What went right: The Americans acting like they have been there before has been evident. They have been as composed as any U.S. team I have seen at this tourney. They have carried themselves with an air of inner arrogance that you need to win.
As I alluded to before, scoring first in a big game is always huge. When that happens, especially at the younger levels, it increases the stress level of your opponent. The relentless pressure on the puck-carrier forced Canada into an uncomfortable style of play. Canada has been good fundamentally in four games, but in this one the puck-carrier needed a cell phone to make verbal contact with the nearest passing option. Canada played too wide and too long. The Americans were really good on the forecheck, and their third forward on the weak side did a nice job eliminating Canada from playing east-west and using the width of the rink.

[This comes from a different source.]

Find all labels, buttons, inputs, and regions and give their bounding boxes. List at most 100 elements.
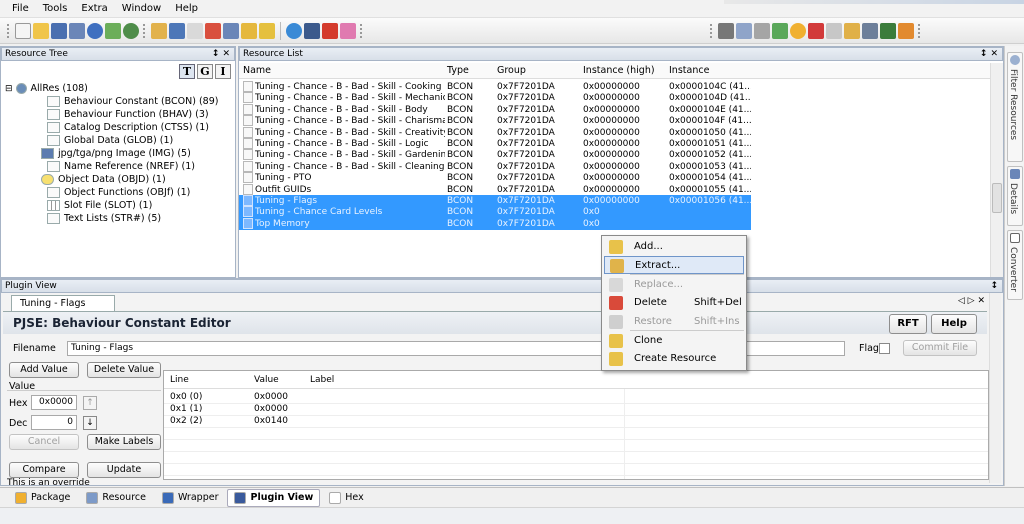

The game looks like a lopsided one and it was, but don't underestimate Gibson in goal. He made big saves at momentum-changing times of the game (shorthanded, after goals, late in periods, and when Canada was carrying play) and that contributed to the Americans playing with the jam they did.
But the biggest factor, to me, was the American defense in both ends. It has been the backbone of the team in many ways.
What went wrong: Not much. You will give up some Grade-A chances in any game you play, and the Americans allowed a few Thursday. They did show some soft spots in the defensive zone and, at times, were caught looking at the puck as opposed to what was going on away from it. However, you would have to nitpick to really find a lot wrong on this day.
Star of the game: You could go many ways here, but when your captain scores the first two goals of a semifinal game, you couldn't be in better shape physically or, more importantly, emotionally. That was Mark Messier-type stuff out there. Jake McCabe gets the big star.
Sleeper of the game:Connor Murphy. Solid in his own end, great stick, eliminated offense before it happened. Bench management by Phil Housley, who had his team prepared, rolled his lines and stayed with the game plan of keeping his guys disciplined and focused, can't be overlooked. He turned an emotional game into a routine one, and that is no easy task at the WJC. I've seen the other side of that many times in this event.
What's next: The gold-medal game for the Americans against Sweden. We'll preview that Friday.
Looking ahead: Asked assistant coach Mark Osiecki about Friday. "Day off," he said, joking. The Americans need it. They have played six games in eight nights, which is a pro schedule. With eight major-junior guys in the lineup who are somewhat used to this type of schedule, it might give those players a chance to lead by example in how to turn your body around that quickly. The key for the rest of Thursday and throughout Friday is handling the players and keeping them on an even emotional keel. Dean Blais did a masterful job of this in 2010 and he had Osiecki at his side in that one, so there is some experience there.